Steve Jobs did not create iPhone, US government did, says Nancy Pelosi

13 Jun 2016

Democratic leader of the US House of Representatives for the 114th Congress, Nancy Pelosi, said that Apple (and Steve Jobs) did not deserve much credit for the iPhone as most of its features were based on federal investment, research and breakthroughs.

Mashable reported that Pelosi made the remarks during a hearing to help draft the Democratic Party platform, a multi-day event to prepare for the Democratic National Convention in July.

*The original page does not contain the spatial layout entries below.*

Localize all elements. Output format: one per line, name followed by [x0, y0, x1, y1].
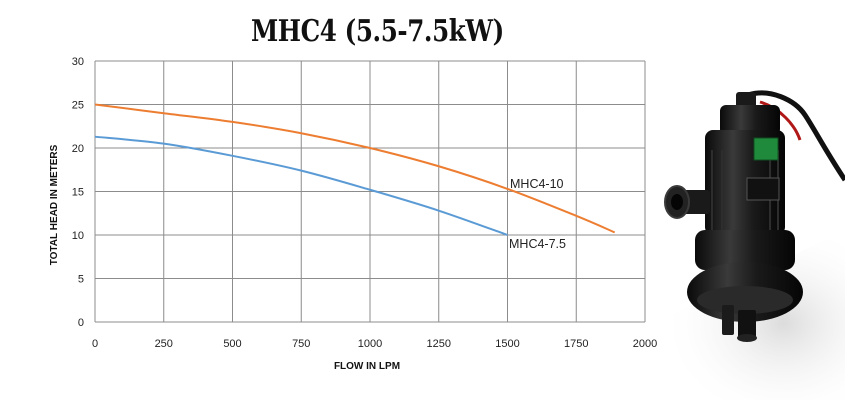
x-tick-label: 500 — [223, 338, 241, 350]
cable — [747, 90, 845, 182]
volute-base — [697, 286, 793, 314]
foot-base — [737, 334, 757, 342]
x-tick-label: 1250 — [427, 338, 451, 350]
y-tick-label: 5 — [78, 274, 84, 286]
x-tick-label: 1750 — [564, 338, 588, 350]
series-line-mhc4-7-5 — [94, 135, 508, 236]
series-line-mhc4-10 — [94, 103, 616, 234]
y-tick-labels: 0 5 10 15 20 25 30 — [72, 56, 84, 329]
pump-housing — [695, 230, 795, 270]
series-label-mhc4-7-5: MHC4-7.5 — [509, 237, 566, 251]
series-labels: MHC4-10 MHC4-7.5 — [509, 177, 566, 251]
nameplate — [753, 137, 779, 161]
motor-top — [720, 105, 780, 135]
x-axis-title: FLOW IN LPM — [334, 361, 400, 372]
y-tick-label: 0 — [78, 317, 84, 329]
series-lines — [94, 103, 616, 236]
x-tick-label: 0 — [92, 338, 98, 350]
chart-title: MHC4 (5.5-7.5kW) — [250, 14, 504, 49]
foot-left — [722, 305, 734, 335]
y-tick-label: 25 — [72, 100, 84, 112]
y-tick-label: 15 — [72, 187, 84, 199]
discharge-opening — [671, 194, 683, 210]
foot-center — [738, 310, 756, 338]
cable-gland — [736, 92, 756, 108]
x-tick-label: 750 — [292, 338, 310, 350]
x-tick-label: 1000 — [358, 338, 382, 350]
label-plate — [746, 177, 780, 201]
y-tick-label: 20 — [72, 143, 84, 155]
y-axis-title: TOTAL HEAD IN METERS — [49, 144, 60, 265]
x-tick-label: 250 — [155, 338, 173, 350]
y-tick-label: 30 — [72, 56, 84, 68]
series-label-mhc4-10: MHC4-10 — [510, 177, 564, 191]
x-tick-label: 1500 — [495, 338, 519, 350]
y-tick-label: 10 — [72, 230, 84, 242]
cable-red — [759, 100, 802, 141]
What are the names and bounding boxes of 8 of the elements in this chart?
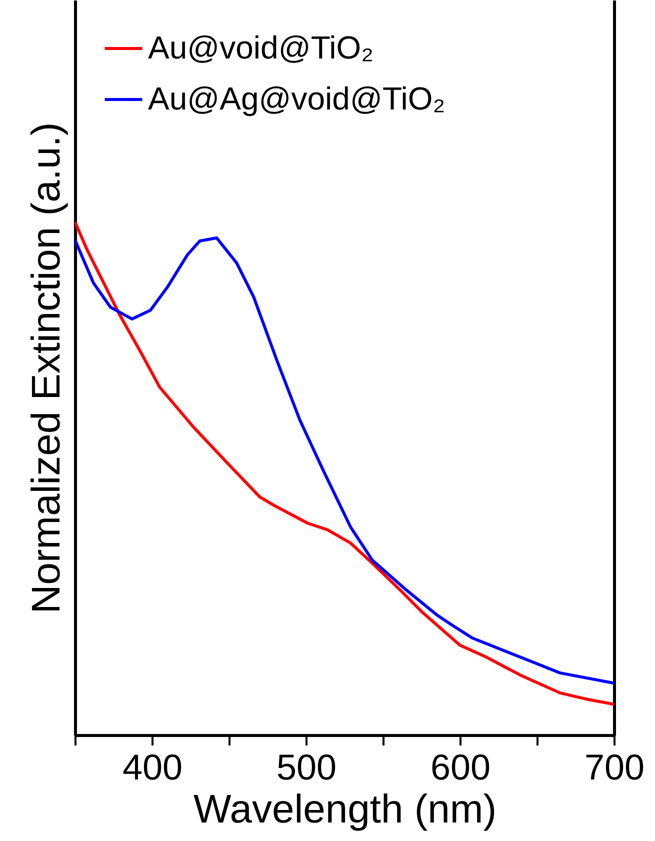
- x-tick-label: 500: [276, 746, 337, 788]
- x-tick-label: 400: [122, 746, 183, 788]
- legend-label: Au@Ag@void@TiO₂: [148, 80, 446, 116]
- x-tick-label: 600: [430, 746, 491, 788]
- y-axis-title: Normalized Extinction (a.u.): [24, 122, 68, 614]
- x-axis-title: Wavelength (nm): [193, 788, 497, 832]
- x-tick-label: 700: [584, 746, 645, 788]
- legend-label: Au@void@TiO₂: [148, 30, 374, 66]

The report further quoted Pelosi, as she held up an iPhone (presumably a 6S or 6S Plus), saying, ''Anybody here have a smartphone? In this smartphone, almost everything came from federal investments and research. GPS, created by the military, flatscreens, LLD [sic , most probably means LCD], digital camera, wireless data compression, research into metal alloys for strength and lightweight, voice recognition - the list goes on and on…. They say Steve Jobs did a good idea designing it and putting it together. Federal research invented it.''

The report added how this comment had to be seen in line with Barack Obama's famous 'you didn't build that speech' in 2012 where he proclaimed that no one has built a business on their own, the government played a big part in it.

However, Tim Worstall writing in Forbes magazine disagrees with Pelosi and asserts that Apple and Jobs did indeed create the iPhone. While agreeing that federally funded research money went into the basic technology research which led to components of the iPhone (and many other things) being invented, he says the the iPhone is what we call an innovation, not an invention. He cites economist William Baumol who makes the distinction between invention and innovation as defining innovation as putting the invention to use in a manner that the original inventors did not think of.

''Further, innovation is what entrepreneurs do: look around the society, see what technologies are available, piece them together with available resources and see whether it flies. That is what Apple and Jobs did. And that's innovation and that's also something that governments don't do very well,'' he said.